Wednesday, April 4, 2007

Why are the Bees Dying?

Suman Sahai

When I was at my university in Heidelberg this summer, the hot topic of discussion everywhere was the disappearance of honeybees. Media talked incessantly about the impending doom that would befall mankind if honeybees were to die. The quote of the month was Einstein’s …”If the bee disappeared off the surface of the globe, then man would have only four years of life left. . “No more bees, no more pollination, no more plants, no more animals, no more man.” The immediate fact is that millions of bees have simply vanished. Over the last few months bees are dying in the US at an alarming rate. Beehives are emptying out as bees are disappearing in hordes. The problem is so severe that it has been called the Colony Collapse Disorder (CCD).

In most cases, the hives are empty and the dead bees are nowhere to be found .The bees exhibit a set of symptoms, which scientists say does not match anything in the known literature. In many hives, evidence of almost all known bee viruses were found in the few surviving bees. Some had five or six infections at the same time and were infested with fungi -- a sign, experts say, that the insects' immune system may have collapsed. Curiously, other insects that would normally raid abandoned hives for honey and pollen stores, do not go near the hives exhibiting CCD. This suggests that there is something toxic in the colony itself, which is repelling other insects.

The estimated economic value that bees generate, by pollinating fruit and vegetable plants, almond trees and animal feed like clover, is more than $14 billion. Media reports on the extent of damage that will be caused to US agriculture if bees died out, has finally brought national recognition to a problem that beekeepers have been worried about for some time.

There is no understanding why the bees are dying. Several theories are mooted one being the varroa mite, introduced from Asia, another is the widespread practice in agriculture of spraying wildflowers with herbicides and practicing monoculture. Another possible cause, according to beekeepers is the controversial and growing use of genetic engineering in agriculture.

Walter Haefeker, Vice President of the European Professional Beekeepers Association speculates that besides a number of other factors, the fact that genetically modified, insect-resistant plants are now used in 40 percent of cornfields in the United States could be playing a role. The figure is much lower in Germany — only 0.06 percent. So the areas where the bees have disappeared are areas cultivating a lot of Bt crops. This is unlikely to be a coincidence.
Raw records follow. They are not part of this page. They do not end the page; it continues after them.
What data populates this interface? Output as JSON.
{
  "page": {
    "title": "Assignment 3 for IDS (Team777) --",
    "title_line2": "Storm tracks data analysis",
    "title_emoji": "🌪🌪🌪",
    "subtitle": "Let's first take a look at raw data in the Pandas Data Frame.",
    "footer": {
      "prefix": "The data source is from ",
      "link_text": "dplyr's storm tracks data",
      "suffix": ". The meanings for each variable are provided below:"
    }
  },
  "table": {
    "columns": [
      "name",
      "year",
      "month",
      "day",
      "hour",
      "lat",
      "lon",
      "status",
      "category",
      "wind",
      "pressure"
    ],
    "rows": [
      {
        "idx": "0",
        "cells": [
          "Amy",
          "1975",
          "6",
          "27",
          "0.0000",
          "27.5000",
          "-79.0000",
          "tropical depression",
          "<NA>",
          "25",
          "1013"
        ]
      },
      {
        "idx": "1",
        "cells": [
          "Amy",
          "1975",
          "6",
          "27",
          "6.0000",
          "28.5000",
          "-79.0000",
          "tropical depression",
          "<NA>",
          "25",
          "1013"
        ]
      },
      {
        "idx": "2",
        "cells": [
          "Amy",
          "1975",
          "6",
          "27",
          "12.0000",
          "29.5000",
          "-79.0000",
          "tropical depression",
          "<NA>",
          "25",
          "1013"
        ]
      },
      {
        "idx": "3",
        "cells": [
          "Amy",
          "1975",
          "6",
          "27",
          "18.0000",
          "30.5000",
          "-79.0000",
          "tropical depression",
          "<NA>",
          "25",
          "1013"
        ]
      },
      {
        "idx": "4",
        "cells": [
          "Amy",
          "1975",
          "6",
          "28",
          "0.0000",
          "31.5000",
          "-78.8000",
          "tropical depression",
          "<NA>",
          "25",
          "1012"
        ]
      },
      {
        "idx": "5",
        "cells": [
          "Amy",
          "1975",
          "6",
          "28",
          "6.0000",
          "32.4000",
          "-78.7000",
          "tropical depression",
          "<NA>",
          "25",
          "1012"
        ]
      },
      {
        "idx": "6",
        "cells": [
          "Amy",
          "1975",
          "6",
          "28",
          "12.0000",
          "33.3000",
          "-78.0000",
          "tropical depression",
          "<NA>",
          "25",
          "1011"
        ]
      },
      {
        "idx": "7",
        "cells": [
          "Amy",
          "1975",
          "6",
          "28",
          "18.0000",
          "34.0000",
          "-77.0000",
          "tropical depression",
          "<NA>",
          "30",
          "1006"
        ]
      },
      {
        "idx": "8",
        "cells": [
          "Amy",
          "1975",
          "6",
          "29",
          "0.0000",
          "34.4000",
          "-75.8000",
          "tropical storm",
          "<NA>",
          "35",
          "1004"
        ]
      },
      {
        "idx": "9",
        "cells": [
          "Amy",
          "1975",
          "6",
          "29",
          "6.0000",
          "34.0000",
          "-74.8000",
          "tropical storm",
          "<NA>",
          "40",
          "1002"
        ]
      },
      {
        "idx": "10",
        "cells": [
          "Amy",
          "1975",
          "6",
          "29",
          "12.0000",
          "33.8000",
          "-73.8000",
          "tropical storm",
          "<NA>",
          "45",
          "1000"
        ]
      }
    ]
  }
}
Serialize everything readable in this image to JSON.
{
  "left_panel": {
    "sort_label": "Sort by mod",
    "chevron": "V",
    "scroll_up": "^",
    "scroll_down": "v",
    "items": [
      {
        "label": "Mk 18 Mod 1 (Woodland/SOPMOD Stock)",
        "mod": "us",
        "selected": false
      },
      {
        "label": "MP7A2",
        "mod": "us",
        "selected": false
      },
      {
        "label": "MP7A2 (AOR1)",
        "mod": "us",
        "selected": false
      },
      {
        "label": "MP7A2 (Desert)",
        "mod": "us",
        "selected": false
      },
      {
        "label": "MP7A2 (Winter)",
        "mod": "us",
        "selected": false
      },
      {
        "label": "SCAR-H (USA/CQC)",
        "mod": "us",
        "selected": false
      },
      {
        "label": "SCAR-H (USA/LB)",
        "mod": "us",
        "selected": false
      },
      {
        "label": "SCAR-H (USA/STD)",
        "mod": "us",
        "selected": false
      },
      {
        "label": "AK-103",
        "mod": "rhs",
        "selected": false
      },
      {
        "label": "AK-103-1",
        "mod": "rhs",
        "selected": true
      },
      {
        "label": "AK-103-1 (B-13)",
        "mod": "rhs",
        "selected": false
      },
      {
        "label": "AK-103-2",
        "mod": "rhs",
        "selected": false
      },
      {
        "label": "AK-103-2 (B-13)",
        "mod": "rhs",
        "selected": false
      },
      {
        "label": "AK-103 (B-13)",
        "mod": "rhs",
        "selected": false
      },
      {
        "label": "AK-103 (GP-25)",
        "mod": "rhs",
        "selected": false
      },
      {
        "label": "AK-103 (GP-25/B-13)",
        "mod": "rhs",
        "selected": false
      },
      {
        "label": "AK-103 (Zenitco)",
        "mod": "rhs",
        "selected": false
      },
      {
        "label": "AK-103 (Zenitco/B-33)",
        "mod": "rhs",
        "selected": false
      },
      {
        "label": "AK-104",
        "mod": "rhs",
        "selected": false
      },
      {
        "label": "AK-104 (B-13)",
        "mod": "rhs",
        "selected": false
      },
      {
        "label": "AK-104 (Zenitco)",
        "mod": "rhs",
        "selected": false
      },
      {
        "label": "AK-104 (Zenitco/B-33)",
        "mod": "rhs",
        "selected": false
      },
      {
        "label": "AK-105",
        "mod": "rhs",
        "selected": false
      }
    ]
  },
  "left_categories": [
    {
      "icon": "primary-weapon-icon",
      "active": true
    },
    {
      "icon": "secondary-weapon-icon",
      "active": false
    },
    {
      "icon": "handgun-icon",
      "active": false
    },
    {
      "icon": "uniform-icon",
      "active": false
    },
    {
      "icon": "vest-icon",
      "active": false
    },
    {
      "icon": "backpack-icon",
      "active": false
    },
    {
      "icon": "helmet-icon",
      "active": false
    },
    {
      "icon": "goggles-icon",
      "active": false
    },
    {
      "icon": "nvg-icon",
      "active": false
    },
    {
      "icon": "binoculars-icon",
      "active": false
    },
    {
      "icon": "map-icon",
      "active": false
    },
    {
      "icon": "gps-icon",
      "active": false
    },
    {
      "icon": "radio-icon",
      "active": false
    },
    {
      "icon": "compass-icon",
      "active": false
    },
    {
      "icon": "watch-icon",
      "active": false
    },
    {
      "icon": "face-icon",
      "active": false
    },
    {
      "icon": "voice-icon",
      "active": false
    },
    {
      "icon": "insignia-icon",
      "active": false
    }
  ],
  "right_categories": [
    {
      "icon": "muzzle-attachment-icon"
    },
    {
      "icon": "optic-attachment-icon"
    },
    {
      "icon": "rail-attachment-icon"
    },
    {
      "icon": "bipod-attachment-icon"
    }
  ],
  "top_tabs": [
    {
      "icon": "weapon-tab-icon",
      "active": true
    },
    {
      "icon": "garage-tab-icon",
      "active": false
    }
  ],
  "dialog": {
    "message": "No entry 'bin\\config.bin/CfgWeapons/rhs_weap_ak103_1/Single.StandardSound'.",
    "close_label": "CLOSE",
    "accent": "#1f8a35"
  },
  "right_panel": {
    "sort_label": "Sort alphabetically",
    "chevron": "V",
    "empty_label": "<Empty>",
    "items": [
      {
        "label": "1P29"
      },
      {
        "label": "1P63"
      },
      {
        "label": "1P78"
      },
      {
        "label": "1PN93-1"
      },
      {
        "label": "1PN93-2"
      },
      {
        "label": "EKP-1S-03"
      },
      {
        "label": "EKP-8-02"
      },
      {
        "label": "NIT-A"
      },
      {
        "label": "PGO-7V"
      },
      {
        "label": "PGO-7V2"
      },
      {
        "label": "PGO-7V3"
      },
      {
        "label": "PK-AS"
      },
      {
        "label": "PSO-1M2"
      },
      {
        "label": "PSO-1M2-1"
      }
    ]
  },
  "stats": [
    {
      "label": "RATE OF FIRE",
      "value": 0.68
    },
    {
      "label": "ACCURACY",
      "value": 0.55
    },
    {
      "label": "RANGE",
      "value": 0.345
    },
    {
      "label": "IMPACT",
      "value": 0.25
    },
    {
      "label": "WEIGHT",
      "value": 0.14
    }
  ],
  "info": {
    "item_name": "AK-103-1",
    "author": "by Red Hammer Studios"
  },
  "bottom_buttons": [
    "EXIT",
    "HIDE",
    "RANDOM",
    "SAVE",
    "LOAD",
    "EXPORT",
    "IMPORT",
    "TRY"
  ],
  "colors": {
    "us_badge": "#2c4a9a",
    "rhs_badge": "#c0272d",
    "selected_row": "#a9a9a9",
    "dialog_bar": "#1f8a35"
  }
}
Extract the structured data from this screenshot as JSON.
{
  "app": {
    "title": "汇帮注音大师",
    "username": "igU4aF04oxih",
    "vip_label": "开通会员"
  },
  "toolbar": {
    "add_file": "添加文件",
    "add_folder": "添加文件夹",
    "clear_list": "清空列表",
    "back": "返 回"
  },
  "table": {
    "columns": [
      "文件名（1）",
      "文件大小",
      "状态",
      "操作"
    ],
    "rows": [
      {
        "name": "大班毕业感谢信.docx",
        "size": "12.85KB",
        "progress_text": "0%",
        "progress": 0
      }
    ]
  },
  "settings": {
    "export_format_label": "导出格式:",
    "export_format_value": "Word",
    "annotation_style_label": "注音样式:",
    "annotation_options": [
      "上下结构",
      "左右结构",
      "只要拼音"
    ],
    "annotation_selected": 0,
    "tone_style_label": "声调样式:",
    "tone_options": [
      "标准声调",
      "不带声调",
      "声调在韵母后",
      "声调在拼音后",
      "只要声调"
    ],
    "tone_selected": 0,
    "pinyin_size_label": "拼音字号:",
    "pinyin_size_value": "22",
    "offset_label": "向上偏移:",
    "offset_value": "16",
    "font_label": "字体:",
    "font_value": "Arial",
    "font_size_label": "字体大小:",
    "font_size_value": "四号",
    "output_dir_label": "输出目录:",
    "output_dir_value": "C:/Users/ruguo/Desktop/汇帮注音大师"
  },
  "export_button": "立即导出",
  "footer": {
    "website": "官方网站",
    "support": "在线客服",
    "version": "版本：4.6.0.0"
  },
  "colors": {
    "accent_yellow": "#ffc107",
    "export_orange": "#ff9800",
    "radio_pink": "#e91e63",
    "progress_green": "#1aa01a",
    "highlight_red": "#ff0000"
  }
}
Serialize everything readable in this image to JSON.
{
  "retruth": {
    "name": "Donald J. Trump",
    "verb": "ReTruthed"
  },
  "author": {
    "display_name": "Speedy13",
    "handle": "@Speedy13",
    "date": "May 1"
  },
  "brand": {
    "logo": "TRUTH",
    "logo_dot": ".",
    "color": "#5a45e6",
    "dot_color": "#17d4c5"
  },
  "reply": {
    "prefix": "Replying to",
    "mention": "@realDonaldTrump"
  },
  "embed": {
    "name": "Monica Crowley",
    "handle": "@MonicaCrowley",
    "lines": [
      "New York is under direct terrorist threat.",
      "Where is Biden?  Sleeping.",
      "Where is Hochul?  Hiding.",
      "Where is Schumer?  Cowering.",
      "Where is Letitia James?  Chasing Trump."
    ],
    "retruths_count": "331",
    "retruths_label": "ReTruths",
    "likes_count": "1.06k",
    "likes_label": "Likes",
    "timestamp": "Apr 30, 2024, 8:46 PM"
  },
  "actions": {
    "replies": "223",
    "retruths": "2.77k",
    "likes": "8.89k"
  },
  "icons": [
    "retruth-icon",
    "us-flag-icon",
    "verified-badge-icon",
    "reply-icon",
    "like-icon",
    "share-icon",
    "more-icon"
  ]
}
A study conducted at the University of Jena from 2001 to 2004 provided evidence that bees infested with parasites and fed with Bt pollen were affected by the pollen and died at a high rate. In the Jena study researchers studied the effects of pollen from a variety of Bt corn on bees. The study found that the pollen of Bt corn had no impact on healthy honeybee populations. But when the bees used in the experiments were infected with a parasite, they died in large numbers. It is possible that the parasitic infection either lowered the immunity of honeybees or altered the surface of the bees’ intestine such that they became vulnerable to the Bt toxin.

The pest control strategy using the Bt gene is based on the action of the Bt endotoxin on the gut of pests like the bollworm. The Bt toxins kill the larvae of certain species of insects after being ingested by the larvae. These Bt toxins cause death by attaching to specific receptors in the larval gut, eventually rupturing the gut and killing the larvae in a few days. Bt toxins are thought to kill only the target pests because only the target pests contain the necessary binding receptors. However the experience of increased mortality in Monarch butterflies and lacewing beetles that were fed Bt pollen , show that what are considered non-target pests can also be susceptible to the Bt toxins.

US scientists working on transgenic crops are less willing to buy the theory of Bt pollen being responsible for the dying honeybees. Tracking the crisis of dying honeybees, scientists at the University of Maryland are of the view that the current use of Bt corn is not associated with CCD but concede that this possibility cannot be ruled out. They further admit that although there is no evidence so far of any lethal or sub-lethal effects of the currently used Bt endotoxins on honey bees, insecticidal products expressed by other transgenes in crops may need extended field testing to assess the longer term consequences of sub-lethal changes in colonies and subtle modifications in bee behavior. This kind of testing should be extended to other kinds of insects as well.